BEACON Senior News - Western Colorado

Technology to control your world

Jan 30, 2018 12:12AM ● By Adam Cochran

Research project Highly automated driving on highways - Dr. Nico Kämpchen on a test drive (08/2011)

The Las Vegas strip is designed by commercial psychologists to mesmerize its visitors, forcing them to lose track of time and enticing them to act on their inhibitions. When 65,000 electronics vendors descend on the strip to present their wares to buyers, media and other industry professionals, adding their own flashing lights, celebrity appearances and seductive visuals, the effect can be overwhelming.

This was my eighth trip to the Consumer Electronics Show (CES), which takes place every January. I used to have a weekly radio talk show about technology and visiting CES was the highlight of my year. This year, I went specifically looking for tech that would appeal to BEACON readers.

In the coming months, I’ll write about specific products and technologies I saw at the show. But this month, I’d like to talk about two words that kept coming to mind as I wandered the show floor and talked to countless strangers about the future of technology.

Tech of the future

“Dirty Jobs” host Mike Rowe gave a TED talk in which he explained how a classics professor he once had used to hammer the words “anagnorisis” and “peripeteia” into the noggins of his class. Anagnorisis is the wonder and process of discovery. Peripeteia, or peripety, is the sudden jarring awareness that often comes when your brain starts putting the pieces together—the Bruce-Willis-has-been-dead-this-whole-time moments.

Those are the two words I found jammed into my own brain as I looked at drones, 360 cameras, artificial intelligence technology and too many wonders to count.

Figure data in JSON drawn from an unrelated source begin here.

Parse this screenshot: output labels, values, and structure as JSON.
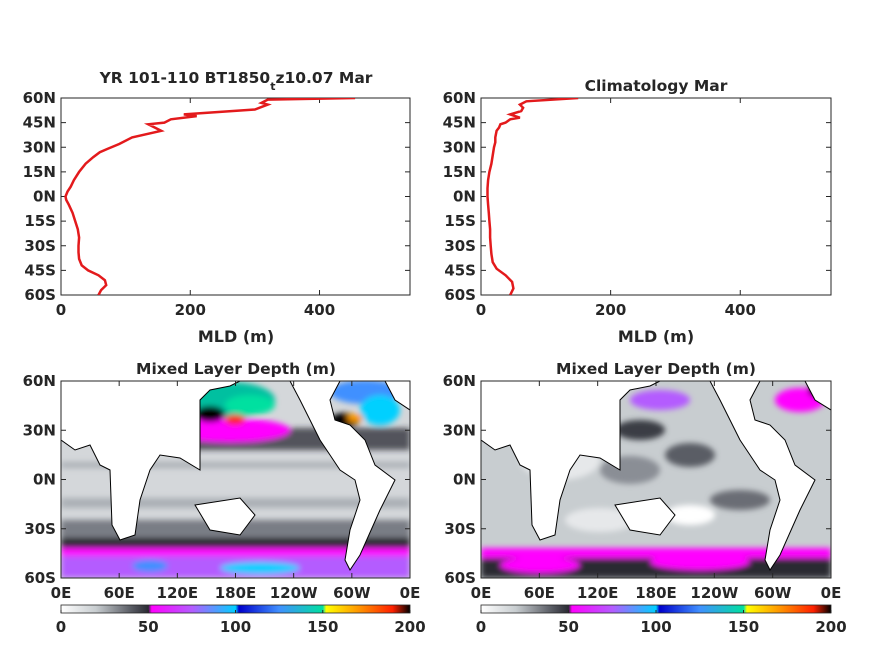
{
  "chart_data": [
    {
      "type": "line",
      "title": {
        "main": "YR 101-110 BT1850",
        "sub": "t",
        "tail": "z10.07 Mar"
      },
      "xlabel": "MLD (m)",
      "xlim": [
        0,
        540
      ],
      "ylim": [
        -60,
        60
      ],
      "xticks": [
        "0",
        "200",
        "400"
      ],
      "xtick_values": [
        0,
        200,
        400
      ],
      "yticks": [
        "60N",
        "45N",
        "30N",
        "15N",
        "0N",
        "15S",
        "30S",
        "45S",
        "60S"
      ],
      "ytick_values": [
        60,
        45,
        30,
        15,
        0,
        -15,
        -30,
        -45,
        -60
      ],
      "line_color": "#e31a1c",
      "series": [
        {
          "x": [
            58,
            62,
            70,
            68,
            58,
            42,
            32,
            28,
            27,
            27,
            28,
            26,
            22,
            18,
            12,
            8,
            7,
            10,
            15,
            20,
            28,
            38,
            50,
            60,
            72,
            90,
            110,
            155,
            135,
            160,
            170,
            210,
            190,
            300,
            320,
            310,
            320,
            455
          ],
          "y": [
            -60,
            -57,
            -54,
            -51,
            -48,
            -45,
            -42,
            -38,
            -34,
            -30,
            -25,
            -20,
            -15,
            -10,
            -5,
            -2,
            0,
            3,
            6,
            10,
            15,
            20,
            24,
            27,
            29,
            32,
            36,
            40,
            44,
            45,
            47,
            49,
            50,
            53,
            56,
            57,
            59,
            60
          ]
        }
      ]
    },
    {
      "type": "line",
      "title": "Climatology Mar",
      "xlabel": "MLD (m)",
      "xlim": [
        0,
        540
      ],
      "ylim": [
        -60,
        60
      ],
      "xticks": [
        "0",
        "200",
        "400"
      ],
      "xtick_values": [
        0,
        200,
        400
      ],
      "yticks": [
        "60N",
        "45N",
        "30N",
        "15N",
        "0N",
        "15S",
        "30S",
        "45S",
        "60S"
      ],
      "ytick_values": [
        60,
        45,
        30,
        15,
        0,
        -15,
        -30,
        -45,
        -60
      ],
      "line_color": "#e31a1c",
      "series": [
        {
          "x": [
            45,
            50,
            48,
            38,
            24,
            18,
            16,
            15,
            14,
            14,
            13,
            12,
            11,
            10,
            10,
            11,
            13,
            16,
            18,
            20,
            22,
            22,
            24,
            28,
            30,
            38,
            45,
            60,
            45,
            62,
            65,
            60,
            70,
            150
          ],
          "y": [
            -60,
            -56,
            -52,
            -48,
            -44,
            -40,
            -35,
            -30,
            -25,
            -20,
            -15,
            -10,
            -5,
            0,
            5,
            10,
            15,
            20,
            25,
            30,
            33,
            36,
            40,
            42,
            44,
            45,
            47,
            48,
            50,
            52,
            54,
            56,
            58,
            60
          ]
        }
      ]
    },
    {
      "type": "heatmap",
      "title": "Mixed Layer Depth (m)",
      "xticks": [
        "0E",
        "60E",
        "120E",
        "180E",
        "120W",
        "60W",
        "0E"
      ],
      "yticks": [
        "60N",
        "30N",
        "0N",
        "30S",
        "60S"
      ],
      "lon_range": [
        0,
        360
      ],
      "lat_range": [
        -60,
        60
      ],
      "colorbar": {
        "ticks": [
          "0",
          "50",
          "100",
          "150",
          "200"
        ],
        "range": [
          0,
          200
        ]
      }
    },
    {
      "type": "heatmap",
      "title": "Mixed Layer Depth (m)",
      "xticks": [
        "0E",
        "60E",
        "120E",
        "180E",
        "120W",
        "60W",
        "0E"
      ],
      "yticks": [
        "60N",
        "30N",
        "0N",
        "30S",
        "60S"
      ],
      "lon_range": [
        0,
        360
      ],
      "lat_range": [
        -60,
        60
      ],
      "colorbar": {
        "ticks": [
          "0",
          "50",
          "100",
          "150",
          "200"
        ],
        "range": [
          0,
          200
        ]
      }
    }
  ],
  "colormap": [
    {
      "v": 0,
      "c": "#ffffff"
    },
    {
      "v": 20,
      "c": "#c8cdd0"
    },
    {
      "v": 40,
      "c": "#5a5d65"
    },
    {
      "v": 50,
      "c": "#2a2a33"
    },
    {
      "v": 52,
      "c": "#ff00ff"
    },
    {
      "v": 75,
      "c": "#b45cff"
    },
    {
      "v": 100,
      "c": "#00d0ff"
    },
    {
      "v": 102,
      "c": "#0000cc"
    },
    {
      "v": 125,
      "c": "#4090ff"
    },
    {
      "v": 150,
      "c": "#00e0a0"
    },
    {
      "v": 152,
      "c": "#ffff00"
    },
    {
      "v": 170,
      "c": "#ff9900"
    },
    {
      "v": 190,
      "c": "#ff2000"
    },
    {
      "v": 200,
      "c": "#000000"
    }
  ]
}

Each year I’ve attended CES, I’ve left with a good sense of what the next 5-10 years will be like. While there are always new things to see, the trends are generally the same—bigger TVs, smaller microchips, more powerful computers, etc. This year was different.

Technology has always been a tool for increasing efficiency for both work and play, but the new trend is to increase efficiency of living. Instead of building technology that allows you to remotely control your world, the industry now creates systems that control your world without you being involved at all.

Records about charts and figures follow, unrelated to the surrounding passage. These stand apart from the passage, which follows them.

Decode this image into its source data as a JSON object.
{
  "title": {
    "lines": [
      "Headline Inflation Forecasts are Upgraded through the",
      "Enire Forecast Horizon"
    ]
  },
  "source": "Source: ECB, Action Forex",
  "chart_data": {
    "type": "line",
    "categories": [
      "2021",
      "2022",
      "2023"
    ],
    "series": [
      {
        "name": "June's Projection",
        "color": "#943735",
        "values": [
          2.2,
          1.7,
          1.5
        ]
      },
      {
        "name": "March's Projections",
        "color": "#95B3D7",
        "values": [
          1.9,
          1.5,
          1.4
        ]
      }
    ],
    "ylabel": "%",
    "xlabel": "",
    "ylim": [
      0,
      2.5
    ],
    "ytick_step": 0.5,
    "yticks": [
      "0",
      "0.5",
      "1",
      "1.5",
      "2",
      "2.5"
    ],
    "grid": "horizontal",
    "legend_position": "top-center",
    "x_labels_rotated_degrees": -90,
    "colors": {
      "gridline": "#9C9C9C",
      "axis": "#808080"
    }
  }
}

The new objective is to augment every task you perform on a regular basis, such as driving, buying groceries, setting your thermostat, going to the doctor, standing in line and even sleeping.

Should you be scared?

No. There will be a few unsettling moments of peripety along this road of anagnorisis, but innovation is disruptive by both nature and design. Rather than worry, it’s probably best to take a cybernetic nap while your washing machine orders your next box of Tide, your humidifier begins to prepare for the moisture that’s coming in two days, and your furniture arranges itself for your company that’s coming this weekend.